Examining techniques of teaching mathematics to visually impaired pupils in inclusive classroom: the case of Juakali primary school in west Nile region, Uganda.

Date of Award


Document Type


Degree Name

Master of Education (MEd)

First Supervisor/Advisor

Joachim Tamba

Second Supervisor/Advisor

Dr. Fredrick Japhet Mtenzi


Institute for Educational Development, East Africa


The purpose of the study was to examine the effectiveness of techniques of teaching mathematics to visually impaired pupils in inclusive classroom. Basing on the findings of the study recommendations have been forwarded to stake holders of schools including mathematics teachers, the school administration, the district education officers, teacher training colleges and curriculum developers. The study employed qualitative case study design. The data collection methods were interviews, focus group discussion and observation. Purposive sampling techniques was used to sample the 13 participants of the study. Qualitative data were coded, the codes were collapsed basing on emerging concepts so as to formulate themes in accordance to similarity of concepts. The study established that verbal explanations, group discussions, question and answer were predominant teaching techniques used while teachers’ showed inadequacy in tactile and manipulative teaching techniques. The performance of V.I pupils in mathematics is poor compared to other subjects. No single technique is effective without integration with other techniques basing on learning style of the V.I pupils. The study recommended that school based training of mathematics teachers on techniques that effectively enhance mathematical understanding to the visually impaired pupils.

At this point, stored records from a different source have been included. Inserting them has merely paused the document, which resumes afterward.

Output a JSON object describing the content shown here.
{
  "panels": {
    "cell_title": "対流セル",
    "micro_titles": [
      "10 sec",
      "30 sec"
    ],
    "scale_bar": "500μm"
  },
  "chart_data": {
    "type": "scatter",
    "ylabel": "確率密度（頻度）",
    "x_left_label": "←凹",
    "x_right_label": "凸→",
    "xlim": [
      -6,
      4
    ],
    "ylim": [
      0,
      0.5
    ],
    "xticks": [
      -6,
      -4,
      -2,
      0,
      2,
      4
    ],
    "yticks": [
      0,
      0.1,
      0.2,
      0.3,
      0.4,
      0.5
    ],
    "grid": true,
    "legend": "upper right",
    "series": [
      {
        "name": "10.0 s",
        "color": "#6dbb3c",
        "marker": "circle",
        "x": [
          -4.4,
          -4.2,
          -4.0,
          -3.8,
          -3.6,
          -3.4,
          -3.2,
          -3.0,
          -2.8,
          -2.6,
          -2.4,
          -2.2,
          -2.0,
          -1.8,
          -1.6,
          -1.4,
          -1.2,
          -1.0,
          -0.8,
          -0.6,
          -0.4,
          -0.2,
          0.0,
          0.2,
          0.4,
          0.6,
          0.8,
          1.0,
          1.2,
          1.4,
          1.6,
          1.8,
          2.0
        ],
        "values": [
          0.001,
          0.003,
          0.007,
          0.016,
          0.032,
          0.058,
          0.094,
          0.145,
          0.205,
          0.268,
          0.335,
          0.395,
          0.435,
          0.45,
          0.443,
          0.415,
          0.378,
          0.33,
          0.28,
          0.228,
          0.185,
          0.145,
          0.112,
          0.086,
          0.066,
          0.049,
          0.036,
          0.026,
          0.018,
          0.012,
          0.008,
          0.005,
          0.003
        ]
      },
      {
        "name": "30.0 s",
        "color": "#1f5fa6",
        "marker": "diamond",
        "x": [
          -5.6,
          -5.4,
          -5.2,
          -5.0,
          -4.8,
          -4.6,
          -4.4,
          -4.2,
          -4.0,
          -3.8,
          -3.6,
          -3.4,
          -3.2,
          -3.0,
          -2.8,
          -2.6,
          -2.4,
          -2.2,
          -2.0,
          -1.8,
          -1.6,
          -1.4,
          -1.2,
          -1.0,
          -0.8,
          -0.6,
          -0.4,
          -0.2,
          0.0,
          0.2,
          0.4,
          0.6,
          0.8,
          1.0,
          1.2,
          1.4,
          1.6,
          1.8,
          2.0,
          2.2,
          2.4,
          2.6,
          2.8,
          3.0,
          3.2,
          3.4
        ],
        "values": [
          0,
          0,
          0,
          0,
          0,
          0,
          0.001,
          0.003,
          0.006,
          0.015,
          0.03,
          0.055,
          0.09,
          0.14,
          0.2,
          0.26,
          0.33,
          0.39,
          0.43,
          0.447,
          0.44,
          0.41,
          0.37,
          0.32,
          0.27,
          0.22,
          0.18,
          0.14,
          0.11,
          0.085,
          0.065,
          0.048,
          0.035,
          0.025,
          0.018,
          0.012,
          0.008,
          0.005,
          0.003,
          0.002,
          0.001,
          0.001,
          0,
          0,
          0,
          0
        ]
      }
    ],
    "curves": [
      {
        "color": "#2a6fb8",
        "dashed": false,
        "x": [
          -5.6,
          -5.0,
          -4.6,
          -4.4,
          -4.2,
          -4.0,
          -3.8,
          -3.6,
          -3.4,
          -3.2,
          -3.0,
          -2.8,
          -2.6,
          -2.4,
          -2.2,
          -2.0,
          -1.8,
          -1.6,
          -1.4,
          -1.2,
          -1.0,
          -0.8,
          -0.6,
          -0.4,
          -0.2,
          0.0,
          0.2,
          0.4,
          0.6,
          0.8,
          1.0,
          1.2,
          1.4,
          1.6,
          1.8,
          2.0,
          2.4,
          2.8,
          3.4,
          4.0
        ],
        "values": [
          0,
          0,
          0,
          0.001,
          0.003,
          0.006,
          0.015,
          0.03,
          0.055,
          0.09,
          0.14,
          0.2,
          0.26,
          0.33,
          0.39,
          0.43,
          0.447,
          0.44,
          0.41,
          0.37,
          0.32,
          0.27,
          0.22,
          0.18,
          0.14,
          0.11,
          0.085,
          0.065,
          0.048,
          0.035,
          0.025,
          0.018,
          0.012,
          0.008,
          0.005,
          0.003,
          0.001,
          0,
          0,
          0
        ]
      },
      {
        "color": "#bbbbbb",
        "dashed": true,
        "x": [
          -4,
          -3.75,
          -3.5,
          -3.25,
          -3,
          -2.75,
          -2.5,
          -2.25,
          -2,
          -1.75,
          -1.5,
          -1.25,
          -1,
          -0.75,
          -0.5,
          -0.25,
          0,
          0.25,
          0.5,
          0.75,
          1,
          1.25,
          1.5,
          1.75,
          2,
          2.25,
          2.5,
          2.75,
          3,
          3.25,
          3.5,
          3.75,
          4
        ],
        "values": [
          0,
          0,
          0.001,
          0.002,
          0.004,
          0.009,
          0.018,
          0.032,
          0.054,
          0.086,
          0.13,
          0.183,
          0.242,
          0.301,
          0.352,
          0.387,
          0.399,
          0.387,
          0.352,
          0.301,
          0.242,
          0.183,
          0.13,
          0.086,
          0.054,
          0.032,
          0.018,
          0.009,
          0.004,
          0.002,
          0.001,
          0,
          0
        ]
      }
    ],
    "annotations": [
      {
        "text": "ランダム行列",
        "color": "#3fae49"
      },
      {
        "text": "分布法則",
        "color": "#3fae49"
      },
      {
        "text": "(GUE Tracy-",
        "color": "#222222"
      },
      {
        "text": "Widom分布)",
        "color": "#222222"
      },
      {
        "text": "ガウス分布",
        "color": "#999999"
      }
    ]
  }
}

Secondly teacher training colleges to thoroughly train teachers on techniques of teching mathematics so that when the pre-service teacher graduate they immediately become resourceful to other teachers. Thirdly the regular mathematics teacher should embrace co-teaching with the SNE specialist so that the regular mathematics teacher can learn practically from the specialist. Finally the curriculum developers should design a curriculum that is flexible and can allow teacher to practice adaptive participatory techniques which require a little more time than the examination oriented curriculum. The study recommends an action reseach to examine the most appropriate mathematics teaching procedures using tactile materials in a large inclusive class with visually impaired learners.